All they're saying is that there exists such $C_{ij}$. If no such $C_{ij}$ exists then

$$\forall C_{ij}: A_i \subset \cup_j C_{ij}$$

We have this:$$ \sum_jl(C_{ij}) \gt \mu^{*}(A_i) + \frac{\epsilon}{2^i}$$

Label $$ \mathbb{A} = \{\sum_{j=1}^{\infty}l(B_j): B_j\in{\cal C} \quad A_i\subset\cup_jB_j\}$$ Since $\mu^{*}(A_i) + \frac{\epsilon}{2^i}$ is not equal to $\inf(\mathbb{A})= \mu^{*}(A_i)$ then that means there must exist $a\in \mathbb{A}$ such that

$$\mu^{*}(A_i) \le a < \mu^*(A_i) + \frac{\epsilon}{2^i}$$,
Otherwise $\forall x \in \mathbb{A}, x\ge \mu^{*}(A_i) + \frac{\epsilon}{2^{i}} \implies x = \inf(\mathbb{A}) = \mu^{*}(A_i) \implies \mu^{*}(A_i) \ge \mu^{*}(A_i) + \frac{\epsilon}{2^i} \implies $
$$ 0 \ge \frac{\epsilon}{2^i}$$
a contradiction.

So let $a$ be as above.

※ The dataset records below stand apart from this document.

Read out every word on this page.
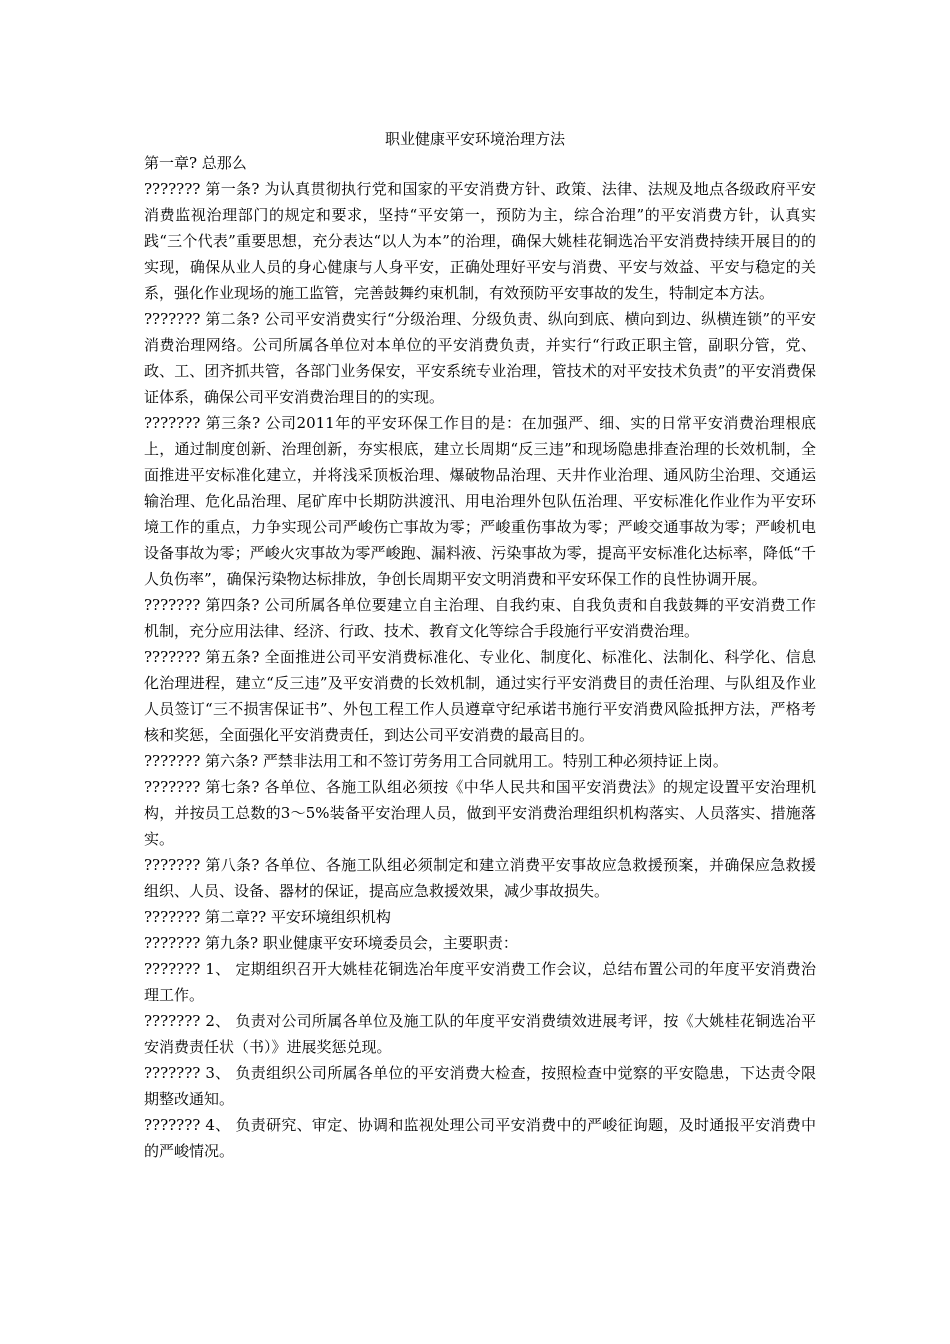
职业健康平安环境治理方法

第一章? 总那么

??????? 第一条? 为认真贯彻执行党和国家的平安消费方针、政策、法律、法规及地点各级政府平安消费监视治理部门的规定和要求，坚持“平安第一，预防为主，综合治理”的平安消费方针，认真实践“三个代表”重要思想，充分表达“以人为本”的治理，确保大姚桂花铜选冶平安消费持续开展目的的实现，确保从业人员的身心健康与人身平安，正确处理好平安与消费、平安与效益、平安与稳定的关系，强化作业现场的施工监管，完善鼓舞约束机制，有效预防平安事故的发生，特制定本方法。

??????? 第二条? 公司平安消费实行“分级治理、分级负责、纵向到底、横向到边、纵横连锁”的平安消费治理网络。公司所属各单位对本单位的平安消费负责，并实行“行政正职主管，副职分管，党、政、工、团齐抓共管，各部门业务保安，平安系统专业治理，管技术的对平安技术负责”的平安消费保证体系，确保公司平安消费治理目的的实现。

??????? 第三条? 公司2011年的平安环保工作目的是：在加强严、细、实的日常平安消费治理根底上，通过制度创新、治理创新，夯实根底，建立长周期“反三违”和现场隐患排查治理的长效机制，全面推进平安标准化建立，并将浅采顶板治理、爆破物品治理、天井作业治理、通风防尘治理、交通运输治理、危化品治理、尾矿库中长期防洪渡汛、用电治理外包队伍治理、平安标准化作业作为平安环境工作的重点，力争实现公司严峻伤亡事故为零；严峻重伤事故为零；严峻交通事故为零；严峻机电设备事故为零；严峻火灾事故为零严峻跑、漏料液、污染事故为零，提高平安标准化达标率，降低“千人负伤率”，确保污染物达标排放，争创长周期平安文明消费和平安环保工作的良性协调开展。

??????? 第四条? 公司所属各单位要建立自主治理、自我约束、自我负责和自我鼓舞的平安消费工作机制，充分应用法律、经济、行政、技术、教育文化等综合手段施行平安消费治理。

??????? 第五条? 全面推进公司平安消费标准化、专业化、制度化、标准化、法制化、科学化、信息化治理进程，建立“反三违”及平安消费的长效机制，通过实行平安消费目的责任治理、与队组及作业人员签订“三不损害保证书”、外包工程工作人员遵章守纪承诺书施行平安消费风险抵押方法，严格考核和奖惩，全面强化平安消费责任，到达公司平安消费的最高目的。

??????? 第六条? 严禁非法用工和不签订劳务用工合同就用工。特别工种必须持证上岗。

??????? 第七条? 各单位、各施工队组必须按《中华人民共和国平安消费法》的规定设置平安治理机构，并按员工总数的3～5%装备平安治理人员，做到平安消费治理组织机构落实、人员落实、措施落实。

??????? 第八条? 各单位、各施工队组必须制定和建立消费平安事故应急救援预案，并确保应急救援组织、人员、设备、器材的保证，提高应急救援效果，减少事故损失。

??????? 第二章?? 平安环境组织机构

??????? 第九条? 职业健康平安环境委员会，主要职责：

??????? 1、 定期组织召开大姚桂花铜选冶年度平安消费工作会议，总结布置公司的年度平安消费治理工作。

??????? 2、 负责对公司所属各单位及施工队的年度平安消费绩效进展考评，按《大姚桂花铜选冶平安消费责任状（书）》进展奖惩兑现。

??????? 3、 负责组织公司所属各单位的平安消费大检查，按照检查中觉察的平安隐患，下达责令限期整改通知。

??????? 4、 负责研究、审定、协调和监视处理公司平安消费中的严峻征询题，及时通报平安消费中的严峻情况。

Then this means that there are $B_i$ that witness $$ \sum_i l(B_i) = a < \mu^{*}(A_i) + \frac{\epsilon}{2^i} $$

But that violates this

Answer 3

Let $$ m_i := \mu^*(A_i) = \inf \underbrace{\left \{\sum_{k=1}^\infty \ell(B_k) : B_k \in \mathcal C \textit{ for each }k \textit{ and } A_i \subset \cup_{k=1}^\infty B_k \right \}}_{M_i} $$

Since $m_i$ is the infimum of $M_i$, there cannot be a greater lower bound on $M_i$. Therefore, if we increase $m_i$ slightly by $\epsilon/2^i$, there will be an element of $M_i$ between $m_i$ and $m_i+\epsilon/2^i$. Therefore $\forall i\exists (C_{ij})_j\subset \mathcal C$ such that the $C_{ij}$ cover $A_i$ and $$ \sum_{j=1}^\infty \ell(C_{ij}) \leq m_i + \epsilon/2^i = \mu^*(A_i) + \epsilon/2^i. $$